A simple example would be 天. It was pronounced something like /tʰen/ or /tʰien/ in Middle Chinese and would've been borrowed into Old Japanese most likely with the pronunciation /tʲeN/ (compare Vietnamese thiên
and Korean cheon
), which eventually became /teN/ by Middle Japanese.
Internally, Japanese itself saw many nasal-vowel syllables (typically with a high vowel) reduce to a moraic nasal by either Early Middle Japanese or Late Middle Japanese. A classical example is how /jomi-/ "read" + /-te/ became /joNde/ 読んで. There are also limited examples of /N/ originating from voiced labial consonants, e.g. /tobi-/ "fly" + /-te/ became /toNde/ 飛んで.

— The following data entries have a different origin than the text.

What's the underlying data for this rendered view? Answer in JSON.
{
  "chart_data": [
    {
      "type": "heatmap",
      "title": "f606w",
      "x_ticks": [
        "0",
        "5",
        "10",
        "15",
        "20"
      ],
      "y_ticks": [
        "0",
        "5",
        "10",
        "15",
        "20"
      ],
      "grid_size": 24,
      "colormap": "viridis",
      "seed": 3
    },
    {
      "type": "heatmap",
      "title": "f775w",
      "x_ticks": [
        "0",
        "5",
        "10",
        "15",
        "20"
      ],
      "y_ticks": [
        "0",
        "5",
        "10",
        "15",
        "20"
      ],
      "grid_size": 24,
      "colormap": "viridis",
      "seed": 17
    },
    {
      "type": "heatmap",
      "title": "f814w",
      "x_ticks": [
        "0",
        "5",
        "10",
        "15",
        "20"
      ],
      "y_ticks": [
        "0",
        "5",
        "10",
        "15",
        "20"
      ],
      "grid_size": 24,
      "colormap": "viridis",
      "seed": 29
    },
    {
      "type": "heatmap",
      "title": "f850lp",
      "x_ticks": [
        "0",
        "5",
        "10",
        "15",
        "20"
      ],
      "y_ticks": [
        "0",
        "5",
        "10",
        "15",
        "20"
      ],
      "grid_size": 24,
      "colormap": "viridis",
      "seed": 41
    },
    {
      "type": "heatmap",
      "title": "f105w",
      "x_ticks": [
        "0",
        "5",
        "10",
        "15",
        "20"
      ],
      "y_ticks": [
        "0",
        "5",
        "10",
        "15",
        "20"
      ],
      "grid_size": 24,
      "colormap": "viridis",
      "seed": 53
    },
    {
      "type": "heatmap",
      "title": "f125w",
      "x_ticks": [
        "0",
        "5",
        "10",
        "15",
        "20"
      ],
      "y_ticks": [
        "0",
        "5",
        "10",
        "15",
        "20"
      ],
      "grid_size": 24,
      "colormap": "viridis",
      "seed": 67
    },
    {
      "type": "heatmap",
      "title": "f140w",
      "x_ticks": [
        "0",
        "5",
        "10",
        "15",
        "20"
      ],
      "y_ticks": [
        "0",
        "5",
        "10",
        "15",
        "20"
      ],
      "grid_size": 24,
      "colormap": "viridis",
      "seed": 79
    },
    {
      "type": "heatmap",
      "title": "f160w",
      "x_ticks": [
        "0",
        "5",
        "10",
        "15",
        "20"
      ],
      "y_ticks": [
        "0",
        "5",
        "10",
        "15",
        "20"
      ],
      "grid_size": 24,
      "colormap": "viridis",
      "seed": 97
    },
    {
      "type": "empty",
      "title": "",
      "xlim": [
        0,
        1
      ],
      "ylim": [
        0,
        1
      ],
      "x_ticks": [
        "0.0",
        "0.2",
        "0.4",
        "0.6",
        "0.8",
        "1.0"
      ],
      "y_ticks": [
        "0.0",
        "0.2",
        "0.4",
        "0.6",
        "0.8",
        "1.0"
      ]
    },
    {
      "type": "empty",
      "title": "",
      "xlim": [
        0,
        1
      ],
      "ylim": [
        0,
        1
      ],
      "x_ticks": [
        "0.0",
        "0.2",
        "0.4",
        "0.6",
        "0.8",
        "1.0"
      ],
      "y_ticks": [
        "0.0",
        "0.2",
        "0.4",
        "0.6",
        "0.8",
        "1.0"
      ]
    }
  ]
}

Still an active process dialectally
The process of nasal-vowel syllable reduction is still active in some dialects. For example, in the Kagoshima dialect
, it's so pervasive that nearly all /ni/, /nu/, /mi/ and /mu/ syllables have become /N/. For example, /kamu/ "to bite" and /kami/ "hair" are both /kaN/ in this dialect.
And just in case you're curious, all Ryukyuan varieties also have /N/ both in borrowed Chinese words and in native words and verbs, so it's certain that the sound change started before the Ryukyuan varieties split off from mainland Japanese.